The ruling is a further strike against Teva -- the board previously said two other patents regarding the dosage were also invalid. It could make it harder for the company to fend off generic-drug challengers to a medicine that generated $4 billion in 2015 sales, with $3.3 billion of it in the U.S.

Teva has a total of five patents expiring in 2030 that cover ways to administer the drug in a 40-milligram dosage three times a week. The original version of Copaxone, consisting of 20 milligrams taken every day, began facing generic competition last year.

Fourth Patent

A fourth patent was unsuccessfully challenged by Mylan, though a petition filed by Amneal is pending. The fifth patent was issued Aug. 2. All five are similar in scope, but Teva is hoping there are enough differences that the failure of the first three before the agency doesn’t presage what happens to the others.

The Israel-based Teva only needs one of the patents to survive a challenge to block competition from generic-drug makers, said Aude Gerspacher, an analyst with Bloomberg Intelligence. The U.S. Food and Drug Administration can’t approve any generics until early 2017, so settlements are unlikely before then, she said.

Teva’s “most prudent course of action” would be to settle with Novartis AG and Momenta Pharmaceuticals Inc., Jason Gerberry, an analyst with Leerink Partners, said in a note to clients Wednesday. Novartis and Momenta already jointly sell a cheaper version of the daily shot. Even with the generic-drug competition, Teva has been able to maintain sales by switching about 80 percent of patients to the 40-mg injection.

Generic Version

Mylan has said it believes it’s one of the first companies to apply to sell a generic version of Copaxone, which would give it 180 days of marketing exclusivity.

“Through significant investment in research and development, and by challenging these invalid patents, we are working to bring a more affordable generic alternative of Copaxone to market,” Mylan Chief Executive Officer Heather Bresch said in a statement. She said the company is “pursuing all avenues” to challenge the fourth patent on the drug.

Amneal is also seeking approval to sell the 40-mg version, as are Novartis and Momenta. Because of the complex nature of the drug, it took Momenta seven years to get regulatory approval for the 20-mg versions, which is why Leerink’s Gerberry called the Novartis/Momenta proposal the “most credible generic threat.”

Stock Moves

Momenta rose as much as 3.9 percent on the news before retreating, ending the day up 1.1 percent at $12.15. Teva rose 1 percent to $50.90 and Mylan fell 1 percent to $41.92.

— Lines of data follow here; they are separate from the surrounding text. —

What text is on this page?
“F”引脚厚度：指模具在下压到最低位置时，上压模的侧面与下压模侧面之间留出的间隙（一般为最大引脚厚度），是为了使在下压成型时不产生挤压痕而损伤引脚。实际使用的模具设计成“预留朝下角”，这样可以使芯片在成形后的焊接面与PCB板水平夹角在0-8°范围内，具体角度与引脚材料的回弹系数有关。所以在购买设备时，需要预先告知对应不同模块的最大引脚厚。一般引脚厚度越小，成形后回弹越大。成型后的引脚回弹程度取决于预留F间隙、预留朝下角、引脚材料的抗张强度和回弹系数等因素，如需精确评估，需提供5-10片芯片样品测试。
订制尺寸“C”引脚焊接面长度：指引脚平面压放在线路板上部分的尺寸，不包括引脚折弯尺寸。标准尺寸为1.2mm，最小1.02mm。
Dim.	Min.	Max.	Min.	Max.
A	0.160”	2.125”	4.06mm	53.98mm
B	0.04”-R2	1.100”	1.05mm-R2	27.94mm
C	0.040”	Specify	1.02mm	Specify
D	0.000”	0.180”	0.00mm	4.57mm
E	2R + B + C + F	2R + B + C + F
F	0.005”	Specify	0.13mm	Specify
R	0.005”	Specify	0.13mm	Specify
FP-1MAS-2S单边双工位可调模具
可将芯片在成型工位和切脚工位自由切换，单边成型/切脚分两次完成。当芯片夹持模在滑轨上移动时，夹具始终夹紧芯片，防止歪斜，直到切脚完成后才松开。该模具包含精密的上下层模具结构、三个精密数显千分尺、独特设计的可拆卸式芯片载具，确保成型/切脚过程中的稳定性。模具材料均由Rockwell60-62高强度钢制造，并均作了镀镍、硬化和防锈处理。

Analysts have said generic competition to the 40-mg version could wipe out as much as $3.2 billion in Copaxone sales by 2019.

The patent office isn’t the only place where the patents are being challenged. A September court trial is scheduled in Wilmington, Delaware, in the civil case Teva filed, with a ruling expected in early 2017. That case involves four of the patents. It’s harder to invalidate a patent in district court than in the patent office.

No matter what happens in either the patent office or court, the final word regarding the patents will come from an appeals court in Washington that specializes in U.S. patent law, most likely in about 2018.

Most generic-drug companies will wait until the U.S. Court of Appeals for the Federal Circuit issues its decision before entering the market. Otherwise, they could be forced to compensate Teva for any lost profits, which can be higher than what the generic-drug maker brings in from sales of its own lower-cost drug.

Teva knows the danger that a so-called “at risk” launch can pose. In 2013 it had to pay Pfizer Inc. $1.6 billion because it began selling a generic version of the heartburn drug Protonix in 2008, only to lose the patent dispute two years later.

— With assistance by Yaacov Benmeleh, and Catherine Larkin

(Updates with Mylan comment in ninth paragraph.)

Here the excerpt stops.